Data is exploding and permeates everywhere. As the need to find meaningful patterns hidden within data and take action or make predictions on them becomes an everyday requirement in all segments of society, Data Science software tools have become much easier to use. What we’re seeing now with these software tools is analogous to the rapid growth of Visicalc in the 80s and Excel in the 90s.
Data Analytics Software is rapidly evolving. What started as a glorified excel-like dedicated app has matured to embrace advanced statistical analysis, machine learning and impressive visuals. The software offerings have made great strides using libraries, data models and visual programming environments to encapsulate mathematical complexity and guide users to more intuitively construct data pipelines and models.
More complicated high-end dedicated tools like TensorFlow and Apache Spark are also thriving in parallel. These two address high-performance, large scale, real-time data analysis with specialized models for deep learning neural nets (TF) and algorithms amendable to these more demanding environments (AS).
Presently there is an interesting mix of lower-level Python and R type programmable solutions as well as high-level visual mostly non-programmable solutions like RapidMiner and Orange. Here is a Global 2015 Usage Survey from KDnuggets.com:
The accompanying article explains that while R is currently the leader, Python usage is growing faster and should surpass R within 2-3 years at the current rate. R’s lead is a legacy of being the first high-level, open-source data analytics package with a very large library of statistical functionality popular in statistics, social sciences, machine learning, etc. Although R has a huge library of statistical and mathematical libraries and a very nice interactive web publishing system in Shiny, it is a niche language compared to Python which receives much larger developer contributions in much broader areas than just data science.
Python has subsumed much of R core functionality through libraries like pandas, matplotlib, etc. and has much greater interoperability as the data and Internet glue language for the everything from Web Servers to Message Queues. Python is becoming the lingua franca of machine learning. For example, Orange has hooks for Python widgets and TensorFlow Deep Learning only recently announced a R API (which only binds to the Python API layer instead of the underlying, much more performant C++ code). However, RapidMiner has add-ons for both Python and R custom programmed modules.
Visual Programming environments can be useful to help learn a language and domain like Data Science. One of the most popular courses at Harvard is an introduction to Computer Science for non-majors which uses the same MIT Scratch Visual Programming system my middle schooler uses. The LEGO Mindstorms Visual Programming system also has roots back to MIT and shares code with National Instruments LabView – commercial software for data acquisition, instrument control and industrial automation.

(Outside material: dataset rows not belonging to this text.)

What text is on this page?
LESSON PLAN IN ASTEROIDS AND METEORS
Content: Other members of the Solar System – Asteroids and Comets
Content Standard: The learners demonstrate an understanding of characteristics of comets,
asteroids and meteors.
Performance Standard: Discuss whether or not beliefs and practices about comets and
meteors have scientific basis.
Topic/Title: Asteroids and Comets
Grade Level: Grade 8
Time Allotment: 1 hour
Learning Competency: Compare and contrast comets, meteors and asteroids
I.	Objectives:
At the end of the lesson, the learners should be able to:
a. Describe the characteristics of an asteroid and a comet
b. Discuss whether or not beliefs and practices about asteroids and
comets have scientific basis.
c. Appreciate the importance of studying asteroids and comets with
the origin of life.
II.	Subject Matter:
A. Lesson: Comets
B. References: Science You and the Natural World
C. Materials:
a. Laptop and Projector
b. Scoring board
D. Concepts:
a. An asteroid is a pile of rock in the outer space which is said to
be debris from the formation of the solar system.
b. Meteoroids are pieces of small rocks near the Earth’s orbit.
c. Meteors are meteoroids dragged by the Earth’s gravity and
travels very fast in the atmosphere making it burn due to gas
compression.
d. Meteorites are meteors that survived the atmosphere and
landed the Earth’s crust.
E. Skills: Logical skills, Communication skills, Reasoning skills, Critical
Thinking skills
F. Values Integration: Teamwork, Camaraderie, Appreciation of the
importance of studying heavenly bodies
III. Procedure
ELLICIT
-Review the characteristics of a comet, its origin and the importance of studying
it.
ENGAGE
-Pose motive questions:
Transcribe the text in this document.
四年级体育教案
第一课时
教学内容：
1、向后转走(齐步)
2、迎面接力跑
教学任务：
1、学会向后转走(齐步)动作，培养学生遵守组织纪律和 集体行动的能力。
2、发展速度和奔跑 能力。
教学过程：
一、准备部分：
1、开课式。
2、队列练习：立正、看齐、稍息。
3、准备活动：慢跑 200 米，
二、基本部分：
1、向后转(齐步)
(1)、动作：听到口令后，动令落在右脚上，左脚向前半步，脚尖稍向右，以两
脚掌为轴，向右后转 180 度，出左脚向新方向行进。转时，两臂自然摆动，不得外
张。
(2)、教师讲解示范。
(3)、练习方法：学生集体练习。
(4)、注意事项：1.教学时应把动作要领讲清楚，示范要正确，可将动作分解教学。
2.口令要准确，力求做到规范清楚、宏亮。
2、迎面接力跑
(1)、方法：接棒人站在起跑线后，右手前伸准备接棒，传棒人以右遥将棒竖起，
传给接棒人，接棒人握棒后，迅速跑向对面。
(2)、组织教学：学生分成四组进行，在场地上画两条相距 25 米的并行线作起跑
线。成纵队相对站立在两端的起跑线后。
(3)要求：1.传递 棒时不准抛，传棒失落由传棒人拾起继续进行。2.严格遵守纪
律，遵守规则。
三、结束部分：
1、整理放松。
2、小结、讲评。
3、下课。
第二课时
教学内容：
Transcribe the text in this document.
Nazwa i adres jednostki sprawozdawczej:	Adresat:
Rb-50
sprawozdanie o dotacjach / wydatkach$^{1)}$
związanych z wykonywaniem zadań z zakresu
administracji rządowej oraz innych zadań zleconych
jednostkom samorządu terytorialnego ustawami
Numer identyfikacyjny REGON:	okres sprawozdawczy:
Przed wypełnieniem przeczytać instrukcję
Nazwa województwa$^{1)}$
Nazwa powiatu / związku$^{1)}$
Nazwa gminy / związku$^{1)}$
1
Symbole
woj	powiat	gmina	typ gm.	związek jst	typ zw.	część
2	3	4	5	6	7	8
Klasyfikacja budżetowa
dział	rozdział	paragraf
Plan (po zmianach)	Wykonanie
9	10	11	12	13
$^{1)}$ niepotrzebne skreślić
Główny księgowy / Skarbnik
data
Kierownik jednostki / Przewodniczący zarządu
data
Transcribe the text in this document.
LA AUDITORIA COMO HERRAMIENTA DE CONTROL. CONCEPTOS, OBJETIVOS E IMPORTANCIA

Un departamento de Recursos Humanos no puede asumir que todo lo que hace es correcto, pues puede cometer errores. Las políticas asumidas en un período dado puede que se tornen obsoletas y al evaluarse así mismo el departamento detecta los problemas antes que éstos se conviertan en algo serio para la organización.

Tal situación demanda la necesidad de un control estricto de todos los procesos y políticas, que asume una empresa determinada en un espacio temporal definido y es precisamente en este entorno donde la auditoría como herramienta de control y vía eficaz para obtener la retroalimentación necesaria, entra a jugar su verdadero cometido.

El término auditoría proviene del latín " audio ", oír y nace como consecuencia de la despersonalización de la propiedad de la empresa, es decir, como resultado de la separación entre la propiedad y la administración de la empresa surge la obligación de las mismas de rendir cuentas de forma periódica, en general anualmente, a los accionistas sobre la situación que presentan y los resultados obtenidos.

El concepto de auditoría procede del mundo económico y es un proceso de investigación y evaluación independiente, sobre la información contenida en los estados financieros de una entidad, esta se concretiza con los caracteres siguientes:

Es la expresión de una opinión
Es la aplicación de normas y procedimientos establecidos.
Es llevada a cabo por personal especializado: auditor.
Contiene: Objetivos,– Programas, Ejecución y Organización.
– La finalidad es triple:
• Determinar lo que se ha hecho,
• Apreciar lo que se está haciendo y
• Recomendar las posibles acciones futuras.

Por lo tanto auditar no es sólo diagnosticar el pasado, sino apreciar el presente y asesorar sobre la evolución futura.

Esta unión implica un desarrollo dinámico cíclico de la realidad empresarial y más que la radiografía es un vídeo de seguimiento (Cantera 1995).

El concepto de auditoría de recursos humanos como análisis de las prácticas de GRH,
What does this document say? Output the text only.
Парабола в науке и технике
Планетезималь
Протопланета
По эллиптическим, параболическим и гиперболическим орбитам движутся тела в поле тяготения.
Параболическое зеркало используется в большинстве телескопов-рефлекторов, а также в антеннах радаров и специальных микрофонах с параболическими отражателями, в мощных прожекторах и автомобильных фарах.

I’ve been evaluating both Orange and RapidMiner since they provide the most sophisticated visual programming environment among open-sourced data science software packages I’ve researched. RapidMiner may have a bit more functionality, but the UX and workflow seem slightly more intuitive in Orange.
Orange allows some power-users to inject their own Python code packaged as widgets into the software which is a nice escape hatch for more powerful data manipulations. On the other hand RapidMiner has a nice feature called “wisdom of crowds” that suggest options based upon the usage patterns of their 100,000+ user base when constructing models, setting parameters, etc. Both Orange and RapidMiner have modular plug-ins that extend core functionality to include specialized text, image and other features often found in other data science packages like Weka.
As a visual programming environments, it’s slow compared to standard keyboard IDE programming but since you’re dealing at a higher abstraction level it seems fast and less error-prone. Both Orange and RapidMiner are great for learning concepts in Data Science, prototyping pipelines and for exploratory data analysis. A great feature would be to export models as code that could be scripted, automated and executed much more efficiently without the visual interface overhead.